The encyclical was presented at the Vatican with the co-founder of Anthropic, one of those major AI companies, which caused some controversy. Still, Leo’s message does not hold back its criticism to please the guests.


3. He declared “just war” theory outdated, which is a major theological step.

One of the encyclical’s most striking points is about AI in warfare. Leo says clearly that the Catholic Church’s centuries-old “just war” framework, which sets rules for when and how force can be used, is now “outdated” because of the new reality of AI-guided weapons. He says it is “not permissible to entrust irreversible, lethal decisions to AI systems” and calls for full transparency in the chain of command whenever AI is used in military decisions.

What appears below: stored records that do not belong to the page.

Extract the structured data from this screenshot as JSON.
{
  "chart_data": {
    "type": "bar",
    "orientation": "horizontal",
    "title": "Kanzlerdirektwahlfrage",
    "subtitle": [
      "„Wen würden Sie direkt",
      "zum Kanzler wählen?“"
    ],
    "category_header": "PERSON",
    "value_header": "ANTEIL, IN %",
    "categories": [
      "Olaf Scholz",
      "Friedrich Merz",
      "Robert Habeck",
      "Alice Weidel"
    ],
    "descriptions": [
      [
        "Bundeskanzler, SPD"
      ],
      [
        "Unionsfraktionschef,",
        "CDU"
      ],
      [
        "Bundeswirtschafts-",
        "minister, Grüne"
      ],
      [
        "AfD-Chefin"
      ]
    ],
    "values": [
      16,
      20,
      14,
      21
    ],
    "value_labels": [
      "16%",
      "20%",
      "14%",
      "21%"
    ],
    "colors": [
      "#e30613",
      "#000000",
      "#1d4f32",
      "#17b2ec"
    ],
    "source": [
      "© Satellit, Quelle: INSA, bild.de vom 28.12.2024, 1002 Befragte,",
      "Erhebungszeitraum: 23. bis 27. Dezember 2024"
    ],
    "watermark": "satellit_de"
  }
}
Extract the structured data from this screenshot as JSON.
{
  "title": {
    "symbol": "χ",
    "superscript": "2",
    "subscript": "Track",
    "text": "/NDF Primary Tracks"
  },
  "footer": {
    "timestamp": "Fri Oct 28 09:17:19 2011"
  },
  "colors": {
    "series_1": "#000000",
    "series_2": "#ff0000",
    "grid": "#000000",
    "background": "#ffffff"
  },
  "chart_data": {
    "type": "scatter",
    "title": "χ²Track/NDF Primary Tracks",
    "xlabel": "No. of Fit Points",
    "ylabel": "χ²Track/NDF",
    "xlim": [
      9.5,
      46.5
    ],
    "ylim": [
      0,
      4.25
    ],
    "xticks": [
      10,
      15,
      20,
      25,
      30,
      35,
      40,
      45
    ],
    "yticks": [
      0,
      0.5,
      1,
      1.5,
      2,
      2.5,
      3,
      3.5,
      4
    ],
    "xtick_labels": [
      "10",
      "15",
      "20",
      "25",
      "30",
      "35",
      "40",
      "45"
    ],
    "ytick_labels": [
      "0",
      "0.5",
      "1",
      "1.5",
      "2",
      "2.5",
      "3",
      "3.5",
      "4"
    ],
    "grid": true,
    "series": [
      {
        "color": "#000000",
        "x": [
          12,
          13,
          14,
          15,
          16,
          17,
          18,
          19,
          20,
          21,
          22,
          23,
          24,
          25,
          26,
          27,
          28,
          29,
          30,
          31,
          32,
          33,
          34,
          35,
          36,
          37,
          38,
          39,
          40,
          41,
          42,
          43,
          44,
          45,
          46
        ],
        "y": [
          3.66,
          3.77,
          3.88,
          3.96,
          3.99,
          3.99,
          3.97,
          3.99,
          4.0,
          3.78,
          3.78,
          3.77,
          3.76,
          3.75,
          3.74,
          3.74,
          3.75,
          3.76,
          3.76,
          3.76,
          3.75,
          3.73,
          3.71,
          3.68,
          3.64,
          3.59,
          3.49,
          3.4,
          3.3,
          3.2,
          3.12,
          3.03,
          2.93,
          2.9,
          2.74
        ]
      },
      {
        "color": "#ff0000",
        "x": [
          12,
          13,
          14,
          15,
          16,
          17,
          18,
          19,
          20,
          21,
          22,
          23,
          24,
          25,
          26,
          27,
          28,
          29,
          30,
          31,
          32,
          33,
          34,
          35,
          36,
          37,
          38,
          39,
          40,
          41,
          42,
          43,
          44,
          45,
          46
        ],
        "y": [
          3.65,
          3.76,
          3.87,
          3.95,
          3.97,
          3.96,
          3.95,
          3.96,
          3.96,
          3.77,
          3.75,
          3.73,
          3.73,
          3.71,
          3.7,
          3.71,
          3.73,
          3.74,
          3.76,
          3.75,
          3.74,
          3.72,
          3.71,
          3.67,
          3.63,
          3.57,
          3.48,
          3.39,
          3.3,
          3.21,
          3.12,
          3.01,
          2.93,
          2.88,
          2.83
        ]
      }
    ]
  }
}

For churches that have relied on just war theory to think about war and peace, this is a big change. It is also a realistic one. When a drone can be guided by an algorithm to make a life-or-death decision in milliseconds without a human involved, the old ethical frameworks from the days of swords and rifles are no longer enough.

Progressive churches have often questioned just war theory. Leo’s statement gives more theological support to that skepticism and creates room for new ways of thinking.


4. He apologized for the Church’s role in the slave trade, and this apology is an important part of the document.

The encyclical contains the first papal apology for the Holy See’s past role in supporting the enslavement of African peoples and giving European rulers religious permission to enslave others. This apology is included in a document about artificial intelligence, and it is not off-topic.

Leo is making a clear point: the Church has made mistakes before about who is considered human, whose humanity should be protected, and which technologies or systems it supported. A document urging the Church to resist the dehumanizing risks of AI must honestly face its own history of dehumanization. The apology gives the Church the right to speak on this issue. This is now a challenge to every faith institution reading this document, including ours. Where have our traditions been complicit? What will we be apologizing for in 135 years?


5. Progressive Protestant churches have the right values, but they do not yet have the needed structure. 

This might be the most important practical point to make.

The Catholic tradition has been developing its social ethics for centuries. But 135 years ago, with Rerum Novarum, it began building the specific, systematic framework of modern Catholic Social Teaching, one that now extends from Leo XIII to Laudato Si’ to Magnifica Humanitas, designed precisely to engage the great disruptions of each new era. When a new crisis comes, the Church has a framework ready to use.

Progressive mainline Protestants share the same core values: human dignity, the common good, justice for those who are vulnerable, and holding the powerful accountable. What we often lack is the theological structure to turn those values into clear, ongoing public teaching when facing new challenges.

AI is a new area for us. Our congregants are already dealing with the questions it brings. They use these tools at work and at home, see algorithms changing what their children see, learn, and believe, and are trying to figure out how to respond faithfully, often without much help from their churches.

This is our opportunity. We should not just agree with what Leo has said, even though his document deserves our real attention. Instead, we have the chance to develop our own voice, in our own tradition, with the same seriousness the Catholic Church has shown.

The discussions on The Commons are one place where this work is starting. I hope you will join us.

Magnifica Humanitas is available in full at vatican.va. It is worth reading.


Rev. Cameron Trimble is CEO of Convergence. Join the ongoing conversation about AI, faith, and congregational life at gatheratthecommons.com.


[1] Pope Leo XIII, Rerum Novarum (May 15, 1891). Pope Leo XIV signed Magnifica Humanitas on May 15, 2026 — exactly 135 years to the day.